Par , Avocat - Modifié le 15-01-2014

Quel est le sort de l’indemnité réparatrice dans le divorce appelée aussi prestation compensatoire en cas de décès du débiteur ? Qui sera tenu de la payer ?

 

I-De quelques rappels sur  la fixation de la prestation lors du divorce

Le code civil en ses articles 270 à 281  envisage la prestation compensatoire en matière de divorce.

L’article 270 du code civil dispose :

« Le divorce met fin au devoir de secours entre époux.

L'un des époux peut être tenu de verser à l'autre une prestation destinée à compenser, autant qu'il est possible, la disparité que la rupture du mariage crée dans les conditions de vie respectives. Cette prestation a un caractère forfaitaire. Elle prend la forme d'un capital dont le montant est fixé par le juge.

Toutefois, le juge peut refuser d'accorder une telle prestation si l'équité le commande, soit en considération des critères prévus à l'article 271, soit lorsque le divorce est prononcé aux torts exclusifs de l'époux qui demande le bénéfice de cette prestation, au regard des circonstances particulières de la rupture »

Cette indemnité  est destinée à compenser les différences de niveau de vie que le divorce entraînera …la perte dans la qualité de vie, pour permettre à l’époux le moins aisé d’être dédommagé

Elle est  fixée selon les besoins de l'époux à qui elle est versée et les ressources de l'autre en tenant compte de la situation au moment du divorce et de l'évolution de celle-ci dans un avenir prévisible, article 271 du code civil.

Ses vertus correctrices et réparatrices liées aux différences de situations financières  sont donc indéniables.

L’indemnitaire, relaye l’alimentaire représenté par la pension alimentaire fixée dans l’ordonnance de non conciliation pour l’époux, laquelle deviendra   caduque lorsque  le divorce aura force de chose jugé, ou aura un caractère définitif. (délai d’appel expiré, ou, en cas d’appel, arrêt signifié).
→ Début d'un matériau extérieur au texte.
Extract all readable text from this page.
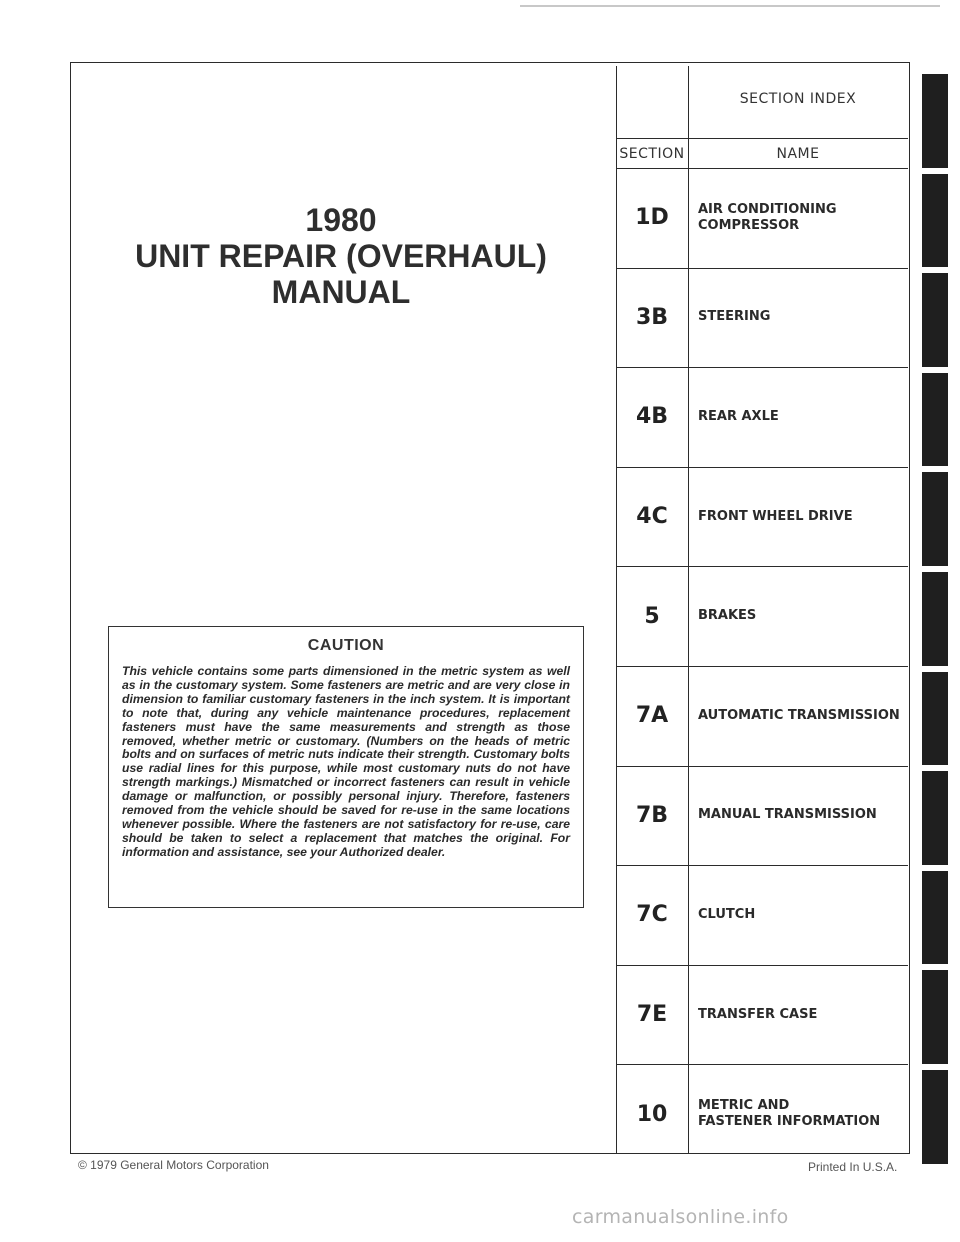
1980
UNIT REPAIR (OVERHAUL)
MANUAL
CAUTION
This vehicle contains some parts dimensioned in the metric system as well as in the customary system. Some fasteners are metric and are very close in dimension to familiar customary fasteners in the inch system. It is important to note that, during any vehicle maintenance procedures, replacement fasteners must have the same measurements and strength as those removed, whether metric or customary. (Numbers on the heads of metric bolts and on surfaces of metric nuts indicate their strength. Customary bolts use radial lines for this purpose, while most customary nuts do not have strength markings.) Mismatched or incorrect fasteners can result in vehicle damage or malfunction, or possibly personal injury. Therefore, fasteners removed from the vehicle should be saved for re-use in the same locations whenever possible. Where the fasteners are not satisfactory for re-use, care should be taken to select a replacement that matches the original. For information and assistance, see your Authorized dealer.
SECTION INDEX
SECTION	NAME
1D	AIR CONDITIONING
COMPRESSOR
3B	STEERING
4B	REAR AXLE
4C	FRONT WHEEL DRIVE
5	BRAKES
7A	AUTOMATIC TRANSMISSION
7B	MANUAL TRANSMISSION
7C	CLUTCH
7E	TRANSFER CASE
10	METRIC AND
FASTENER INFORMATION
© 1979 General Motors Corporation	Printed In U.S.A.
carmanualsonline.info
A cet effet, le juge prend en considération notamment : article 271 du code civil :

- la durée du mariage ;

- l'âge et l'état de santé des époux ;

- leur qualification et leur situation professionnelles ;

- les conséquences des choix professionnels faits par l'un des époux pendant la vie commune pour l'éducation des enfants et du temps qu'il faudra encore y consacrer ou pour favoriser la carrière de son conjoint au détriment de la sienne ;

- le patrimoine estimé ou prévisible des époux, tant en capital qu'en revenu, après la liquidation du régime matrimonial ;

- leurs droits existants et prévisibles ;

- leur situation respective en matière de pensions de retraite.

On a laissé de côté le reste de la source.